Jewish Genetic Diseases

Ashkenazi Jewish Genetic Diseases

Ethnic groups around the world are known to have an increased risk of particular genetic diseases.  Likewise, Jewish individuals of Eastern European (Ashkenazi) background have a higher risk than others of certain diseases, for example Tay-Sachs, Canavans Disease, Cystic Fibrosis, Familial Dysautonomia, Fanconi Anemia Group C, Niemann-Pick Disease Type A, Mycolipidosis IV, Bloom Syndrome, Gaucher Disease and many more.  Most of these are due to autosomal recessive inheritance.  There are additional genetic disorders which have a higher frequency in the Jewish population and which are related to dominant disease predisposition genes such as the BRCA1 and BRCA2 genes, which are associated with an increased risk for breast and ovarian cancer.

Sephardic/Mizrachi Jewish Genetic Diseases

Sephardic Jews face different genetic disorders based on their country of origin. Diseases such as Beta Thalassamia, Familial Mediterranean Fever, G6PD Deficiency and Wolman Disease is only a partial list (but most commonly found) in Jews of North African, Middle Eastern, Italian, Persian or Iraqi descent.  Potential parents are highly encouraged to seek out genetic counseling to discuss testing options for their particular situations.
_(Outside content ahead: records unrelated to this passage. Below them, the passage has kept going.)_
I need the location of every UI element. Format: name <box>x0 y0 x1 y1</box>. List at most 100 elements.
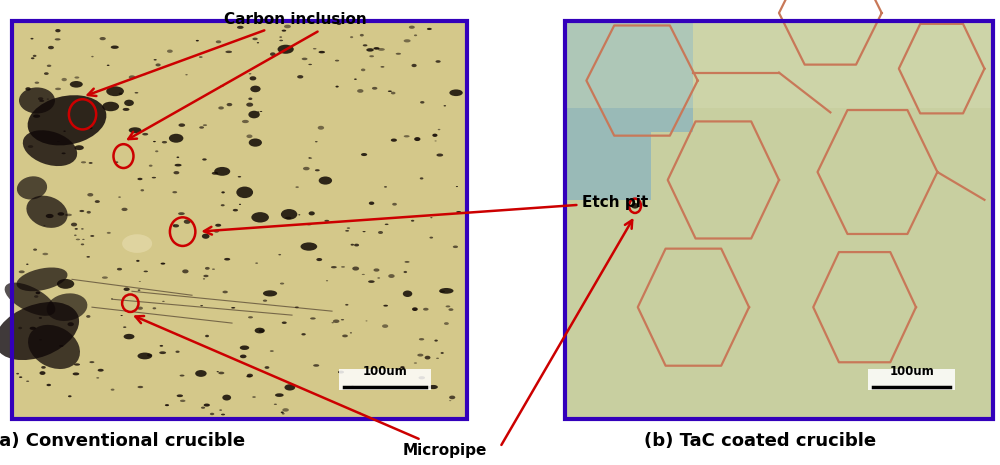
Ellipse shape <box>34 295 38 298</box>
Ellipse shape <box>124 287 130 291</box>
Ellipse shape <box>237 26 244 29</box>
Ellipse shape <box>180 375 184 377</box>
Ellipse shape <box>26 380 29 382</box>
Ellipse shape <box>280 283 284 285</box>
Ellipse shape <box>444 322 449 325</box>
Ellipse shape <box>39 317 42 319</box>
Ellipse shape <box>347 227 350 229</box>
Ellipse shape <box>26 196 68 228</box>
Ellipse shape <box>373 268 379 272</box>
Ellipse shape <box>378 231 383 234</box>
Bar <box>12 21 467 418</box>
Ellipse shape <box>378 48 385 51</box>
Ellipse shape <box>363 231 366 232</box>
Ellipse shape <box>385 224 389 225</box>
Ellipse shape <box>142 133 148 135</box>
Ellipse shape <box>153 141 156 142</box>
Bar <box>868 370 955 391</box>
Ellipse shape <box>180 399 185 402</box>
Ellipse shape <box>17 176 47 199</box>
Text: (b) TaC coated crucible: (b) TaC coated crucible <box>644 432 876 450</box>
Ellipse shape <box>155 150 158 152</box>
Ellipse shape <box>220 85 224 87</box>
Ellipse shape <box>436 153 443 157</box>
Ellipse shape <box>319 51 325 53</box>
Ellipse shape <box>210 413 214 415</box>
Ellipse shape <box>282 408 289 412</box>
Ellipse shape <box>153 307 156 309</box>
Ellipse shape <box>165 404 169 406</box>
Ellipse shape <box>331 322 334 323</box>
Ellipse shape <box>118 197 121 198</box>
Ellipse shape <box>360 34 364 36</box>
Ellipse shape <box>257 111 260 113</box>
Ellipse shape <box>448 308 453 311</box>
Text: 100um: 100um <box>363 365 407 379</box>
Ellipse shape <box>115 161 118 163</box>
Ellipse shape <box>250 86 261 92</box>
Ellipse shape <box>250 76 256 80</box>
Bar <box>565 21 993 108</box>
Ellipse shape <box>159 351 166 354</box>
Ellipse shape <box>432 133 437 137</box>
Text: (a) Conventional crucible: (a) Conventional crucible <box>0 432 245 450</box>
Ellipse shape <box>342 334 348 337</box>
Ellipse shape <box>310 317 316 319</box>
Ellipse shape <box>391 139 397 142</box>
Ellipse shape <box>222 395 231 400</box>
Ellipse shape <box>82 239 85 240</box>
Ellipse shape <box>184 219 191 224</box>
Ellipse shape <box>221 204 225 206</box>
Ellipse shape <box>205 267 210 270</box>
Ellipse shape <box>366 48 374 52</box>
Ellipse shape <box>161 263 165 265</box>
Ellipse shape <box>16 373 19 374</box>
Ellipse shape <box>456 211 461 213</box>
Ellipse shape <box>91 56 94 57</box>
Ellipse shape <box>216 40 221 43</box>
Ellipse shape <box>248 111 260 118</box>
Ellipse shape <box>176 334 179 336</box>
Ellipse shape <box>123 326 126 328</box>
Ellipse shape <box>23 130 77 166</box>
Ellipse shape <box>255 262 258 264</box>
Ellipse shape <box>28 95 106 146</box>
Ellipse shape <box>246 375 251 378</box>
Ellipse shape <box>203 124 207 126</box>
Ellipse shape <box>279 40 283 41</box>
Ellipse shape <box>341 266 345 268</box>
Ellipse shape <box>177 394 183 397</box>
Ellipse shape <box>383 305 388 306</box>
Ellipse shape <box>47 293 87 321</box>
Ellipse shape <box>39 100 44 102</box>
Ellipse shape <box>441 352 444 354</box>
Ellipse shape <box>453 246 458 248</box>
Ellipse shape <box>111 298 113 299</box>
Ellipse shape <box>403 291 412 297</box>
Ellipse shape <box>39 371 45 375</box>
Ellipse shape <box>221 414 225 415</box>
Ellipse shape <box>350 332 352 333</box>
Ellipse shape <box>140 189 144 192</box>
Ellipse shape <box>17 267 67 291</box>
Ellipse shape <box>86 315 90 318</box>
Ellipse shape <box>227 103 232 106</box>
Ellipse shape <box>98 369 104 372</box>
Bar <box>339 370 431 391</box>
Ellipse shape <box>19 271 25 273</box>
Ellipse shape <box>167 50 173 53</box>
Ellipse shape <box>345 230 349 232</box>
Ellipse shape <box>219 409 222 411</box>
Ellipse shape <box>214 167 230 176</box>
Bar <box>565 21 993 418</box>
Ellipse shape <box>59 345 64 347</box>
Ellipse shape <box>57 279 74 289</box>
Ellipse shape <box>255 328 265 333</box>
Ellipse shape <box>284 384 295 391</box>
Ellipse shape <box>444 105 446 106</box>
Ellipse shape <box>169 134 183 143</box>
Ellipse shape <box>87 193 93 197</box>
Ellipse shape <box>382 324 388 328</box>
Ellipse shape <box>274 404 277 405</box>
Ellipse shape <box>155 63 161 66</box>
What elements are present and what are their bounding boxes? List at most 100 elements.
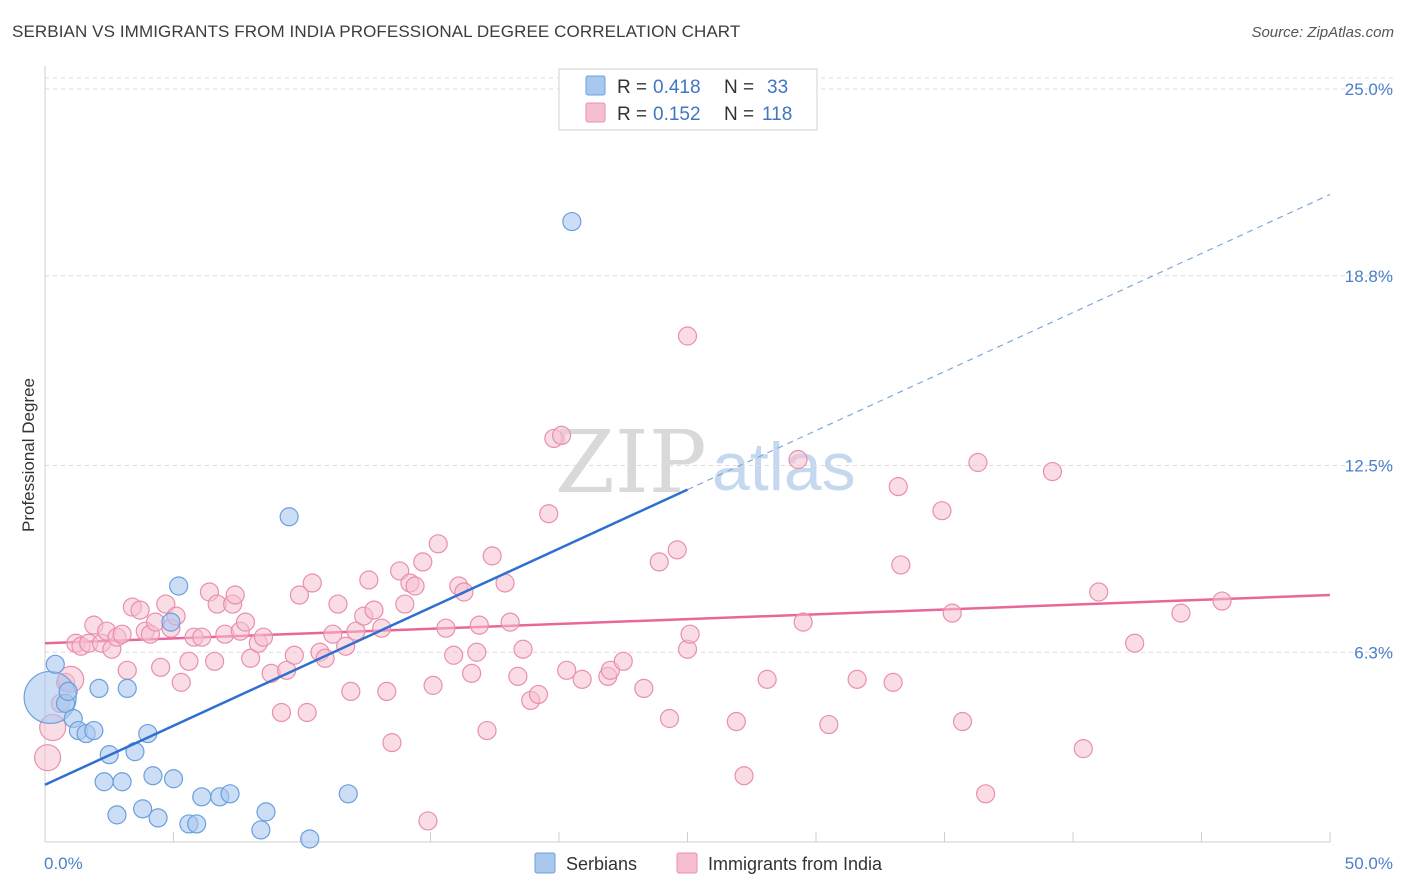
serbians-point-11 xyxy=(107,805,127,825)
chart-title: SERBIAN VS IMMIGRANTS FROM INDIA PROFESS… xyxy=(12,22,741,41)
india-point-25 xyxy=(179,651,199,671)
source-label: Source: ZipAtlas.com xyxy=(1251,24,1394,41)
series-serbians-points xyxy=(23,193,1331,849)
legend-r-label-india: R = xyxy=(617,104,647,125)
serbians-point-18 xyxy=(148,808,168,828)
india-point-65 xyxy=(423,675,443,695)
serbians-point-24 xyxy=(192,787,212,807)
india-point-85 xyxy=(557,660,577,680)
serbians-point-26 xyxy=(220,784,240,804)
serbians-point-20 xyxy=(163,769,184,789)
india-point-96 xyxy=(677,326,698,346)
india-point-24 xyxy=(171,672,191,692)
bottom-legend: Serbians Immigrants from India xyxy=(534,852,883,874)
india-point-49 xyxy=(328,594,348,614)
serbians-point-9 xyxy=(94,772,114,792)
serbians-point-1 xyxy=(45,654,65,674)
trend-line-serbians xyxy=(44,488,689,786)
india-point-98 xyxy=(734,766,754,786)
india-point-67 xyxy=(436,618,456,638)
india-point-38 xyxy=(253,627,274,647)
india-point-44 xyxy=(297,702,317,723)
legend-n-label-india: N = xyxy=(724,104,754,125)
serbians-point-3 xyxy=(58,681,78,702)
india-point-112 xyxy=(1042,461,1063,482)
india-point-20 xyxy=(151,657,171,677)
india-point-105 xyxy=(888,477,908,497)
x-tick-max: 50.0% xyxy=(1345,854,1393,873)
india-point-107 xyxy=(932,501,952,521)
india-point-109 xyxy=(952,711,973,732)
trend-line-serbians-extrapolated xyxy=(687,193,1331,491)
india-point-79 xyxy=(513,639,533,659)
india-point-108 xyxy=(942,603,962,623)
india-point-91 xyxy=(649,552,669,572)
india-point-45 xyxy=(302,573,322,593)
india-point-99 xyxy=(757,669,777,689)
india-point-110 xyxy=(968,452,988,473)
y-tick-label-1: 12.5% xyxy=(1345,457,1393,476)
india-point-81 xyxy=(528,684,549,705)
bottom-legend-swatch-india xyxy=(676,852,698,874)
grid xyxy=(45,77,1393,653)
serbians-point-30 xyxy=(300,829,320,849)
india-point-33 xyxy=(225,585,245,605)
india-point-117 xyxy=(1212,591,1232,611)
x-tick-min: 0.0% xyxy=(44,854,83,873)
watermark-atlas: atlas xyxy=(712,429,856,505)
serbians-point-21 xyxy=(169,576,189,596)
serbians-point-32 xyxy=(562,211,582,232)
india-point-48 xyxy=(323,624,343,644)
india-point-14 xyxy=(117,660,137,680)
india-point-90 xyxy=(634,678,654,699)
serbians-point-31 xyxy=(338,784,358,804)
india-point-100 xyxy=(788,449,808,470)
india-point-86 xyxy=(572,669,592,689)
india-point-62 xyxy=(405,576,425,596)
india-point-0 xyxy=(33,744,62,772)
india-point-73 xyxy=(469,615,489,635)
india-point-104 xyxy=(883,672,903,692)
india-point-29 xyxy=(205,651,225,671)
legend-r-value-serbians: 0.418 xyxy=(653,77,701,98)
serbians-point-17 xyxy=(143,766,163,786)
serbians-point-23 xyxy=(187,814,207,834)
india-point-36 xyxy=(241,648,261,668)
india-point-101 xyxy=(793,612,813,632)
serbians-point-8 xyxy=(89,678,109,699)
india-point-115 xyxy=(1125,633,1145,653)
india-point-74 xyxy=(477,720,497,741)
india-point-35 xyxy=(235,612,256,632)
india-point-27 xyxy=(192,627,212,647)
india-point-84 xyxy=(551,425,572,446)
legend-r-label-serbians: R = xyxy=(617,77,647,98)
india-point-92 xyxy=(659,708,680,729)
india-point-66 xyxy=(428,534,448,554)
serbians-point-29 xyxy=(279,507,299,527)
serbians-point-28 xyxy=(256,802,276,822)
india-point-64 xyxy=(418,811,438,831)
y-axis-label: Professional Degree xyxy=(19,378,38,532)
legend-r-value-india: 0.152 xyxy=(653,104,701,125)
india-point-68 xyxy=(444,645,464,665)
india-point-42 xyxy=(284,645,304,665)
y-tick-label-0: 6.3% xyxy=(1354,643,1393,662)
india-point-106 xyxy=(891,555,911,575)
watermark-zip: ZIP xyxy=(555,413,707,513)
india-point-77 xyxy=(500,612,520,632)
india-point-78 xyxy=(508,666,528,686)
india-point-63 xyxy=(413,552,433,572)
india-point-16 xyxy=(130,600,150,620)
india-point-52 xyxy=(346,621,366,641)
india-point-55 xyxy=(364,600,384,620)
legend-n-value-india: 118 xyxy=(762,104,792,125)
legend-n-label-serbians: N = xyxy=(724,77,754,98)
watermark: ZIP atlas xyxy=(555,413,856,513)
legend-swatch-serbians xyxy=(585,75,606,96)
serbians-point-27 xyxy=(251,820,271,840)
india-point-75 xyxy=(482,546,502,566)
india-point-43 xyxy=(289,585,310,605)
serbians-point-7 xyxy=(84,720,104,741)
bottom-legend-label-serbians: Serbians xyxy=(566,854,637,874)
Jews of Choice and Non-Jewish Partners of Jewish Individuals

Our extended Jewish Community are also at risk for genetic diseases. It is important that couples be screened to ensure that carrier couples are identified as the genes babies inherit from their parents pass along family characteristics like hair and eye color. Sometimes they also pass on genetic diseases, even if the parents don’t have any symptoms. If two people are carriers for the same condition, there’s a twenty five percent chance their children could be affected by this disease.